La fin du capitalisme de papa.

Déjà le philosophe romain Sénèque se posait la question :  à quoi bon tous ces savoirs ?  La Commission européenne de l’époque,  dirigée par Sicco Mansholt,  ne disait pas autre chose.  Il fallait prévoir une pause aux progrès de l’humanité, car les ressources dont celle-ci dispose, s’épuisent.  Appels vains.  Le monde n’a cessé de progresser depuis,  malgré certains interdits.

De nombreux économistes et de politologues ont évoqué plus particulièrement la mutation du capitalisme tel qu’on l’a connue au cours des IX et XX siècles jusqu’à l’explosion du « personal computer » (PC) en 1985.

Ce qui a impacté notre société depuis lors, est le pouvoir humain de démultiplier à l’infini pour ainsi dire ses possibilités d’investigations tous azimuts.  Certes, cette mutation ne s’est pas faite en un jour, mais la voie a été grande ouverte et en quelques décennies elle a été réalisée en fanfare.

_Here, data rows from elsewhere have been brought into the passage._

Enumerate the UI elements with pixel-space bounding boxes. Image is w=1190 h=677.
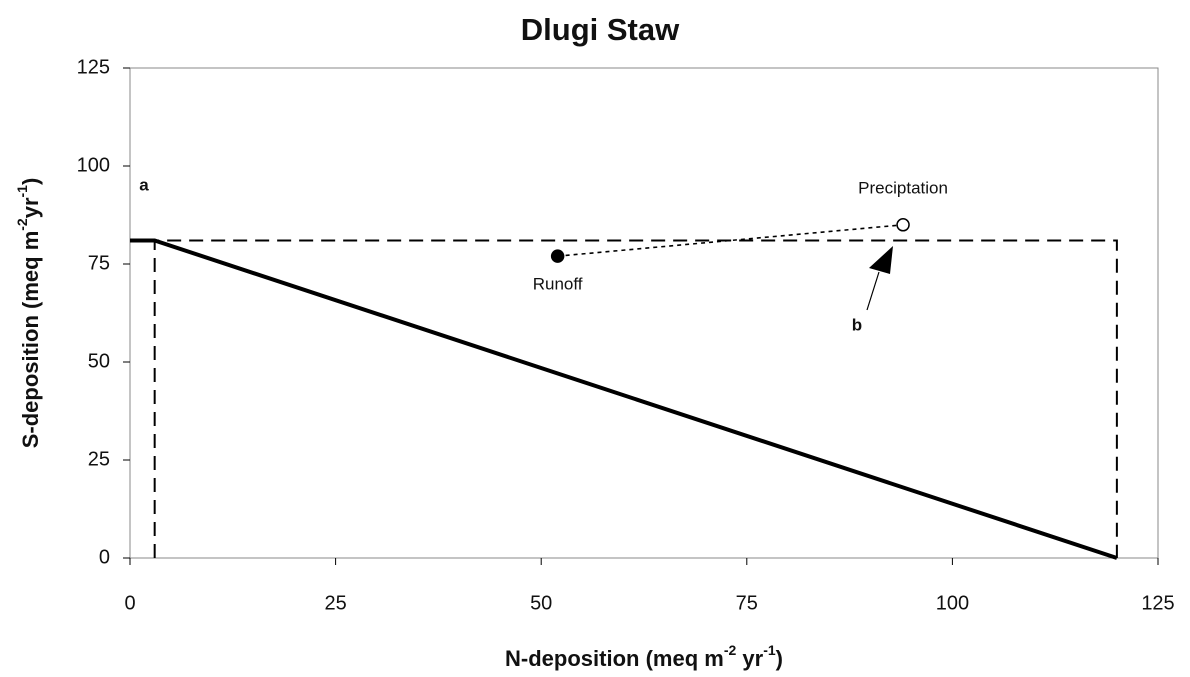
- y-tick-label: 100: [77, 154, 110, 176]
- plot-frame: [129, 67, 1159, 559]
- x-axis-label: N-deposition (meq m-2 yr-1): [505, 642, 783, 671]
- x-tick-label: 0: [124, 592, 135, 614]
- y-tick-label: 75: [88, 252, 110, 274]
- y-label-sup: -1: [14, 185, 30, 198]
- annotation: b: [852, 315, 862, 334]
- annotation: a: [139, 175, 149, 194]
- arrow-shaft: [866, 271, 880, 311]
- series-line: [130, 238, 1118, 560]
- y-tick-label: 0: [99, 546, 110, 568]
- y-label-part: yr: [18, 197, 43, 218]
- x-label-part: ): [776, 646, 783, 671]
- point-label: Runoff: [533, 275, 583, 294]
- y-tick-label: 25: [88, 448, 110, 470]
- y-label-sup: -2: [14, 218, 30, 231]
- x-tick-label: 100: [936, 592, 969, 614]
- y-tick-label: 125: [77, 56, 110, 78]
- x-tick-label: 75: [736, 592, 758, 614]
- point-label: Preciptation: [858, 178, 948, 197]
- x-tick-label: 125: [1141, 592, 1174, 614]
- x-tick-label: 25: [324, 592, 346, 614]
- x-tick-label: 50: [530, 592, 552, 614]
- series-line: [557, 224, 904, 257]
- series-line: [153, 239, 1118, 558]
- x-label-sup: -2: [724, 642, 737, 658]
- point: [550, 249, 565, 263]
- arrow-head: [869, 246, 893, 274]
- chart-title: Dlugi Staw: [521, 12, 680, 47]
- point: [896, 218, 910, 232]
- y-label-part: ): [18, 178, 43, 185]
- x-label-part: N-deposition (meq m: [505, 646, 724, 671]
- x-label-sup: -1: [763, 642, 776, 658]
- y-label-part: S-deposition (meq m: [18, 231, 43, 449]
- y-axis-label: S-deposition (meq m-2yr-1): [14, 178, 43, 449]
- y-tick-label: 50: [88, 350, 110, 372]
- x-label-part: yr: [736, 646, 763, 671]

Ce qui est étonnant est que le secteur public n’a guère pris conscience, contrairement au secteur privé, de l’immense potentiel que recèle cette révolution technologique.  Sans doute le fait que le monde politique est divisé – c’est sa nature il est vrai – l’empêche, sauf en de rares exceptions, de mettre sur pied un projet cohérent, utilisable simplement et comportant toutes les données requises pour atteindre les objectifs désirés.  Il n’en est pas moins vrai que les institutions publiques sont soucieuses plus que les entreprises privées des restrictions affectant la protection de la vie privée.  Ce qui alourdit en sus la mise au point des modèles à construire.

Ce double handicap – division du monde politique et impératifs protecteurs de la vie privée – place le secteur public nécessairement en position de faiblesse, alors que les marchés ne cessent de progresser et de remettre en cause l’ordre établi il y avait encore à peine deux décennies.

La fin du capitalisme de papa ne porte pas seulement sur la technologie.  Elle apporte d’autres changements :

  1. par le biais de la mondialisation, en voie de réalisation désormais,  les sociétés multinationales acquièrent une dimension insoupçonnée.  On estime qu’actuellement un demi-millier d’entre elles ont  développé un chiffre d’affaires plus important que ceux de la plupart des Etats.  D’où l’impact grandissant de l’économie sur la politique et le social
  2. certaines matières premières, faisant l’objet de cartels internationaux, permettent de dégager des bénéfices « extravagants » (des dizaines de milliards de dollars) à la faveur d’ententes discrètes entre les intervenants les plus importants.  Le prix de ces matières dites « sensibles » n’est plus déterminé par une parfaite concurrence – qui n’a d’ailleurs jamais existé – mais par des décisions de groupes et de groupuscules inconnus du public.
  3. le monde est de plus en plus urbanisé.  Les villes et agglomération qui comptent plus de 10 millions d’habitants sont au nombre de 39. Plus de la moitié de la population mondiale a quitté les campagnes pour tenter une vie meilleure dans une agglomération.  Ce glissement démographique vers la ville a des conséquences énormes :
    1. des investissements que la plupart des pays émergeants ne peuvent se payer
    2. une détérioration des mœurs et traditions.  D’où une insécurité grandissante
    3. la quasi impossibilité d’instaurer un système de sécurité sociale à l’échelle de ces méga métropoles.  D’où une taudisation grandissante.
    4. de l’émergence de partis « démocratiques » ou non, ayant l’apparence plutôt de « gangs » indisciplinés, imposant leurs  « lois » dans la majorité des quartiers non contrôlés par les autorités
    5. dans quelle mesure, ces mégapoles ne seront-elles pas tentées de revendiquer leur autonomie, voire leur indépendance ?

Il ressort néanmoins qu’à la faveur de l’éducation, des résultats positifs soient obtenus dans les régions non livrées aux doctrines extrémistes.

En conclusion, l’on devrait se poser la question suivante :  dans quelle mesure les nouvelles technologies n’inciteront-elles pas les « grandes » entreprises multinationales à contrecarrer toute tentative d’harmoniser, de réglementer, d’interdire, alors que précisément le renforcement des pouvoirs dans le secteur privé l’inciterait à soutenir plutôt  la volonté du législateur de sauvegarder les règles d’une économie de marché bénéfique pour la majeure fraction des entreprises.  En tout état de cause, l’économie de marché finit par triompher quelque soient les aménagements du système.  Deux siècles de progrès ont largement prouvé que même avec un capitalisme martiné, l’essor économique se poursuivra.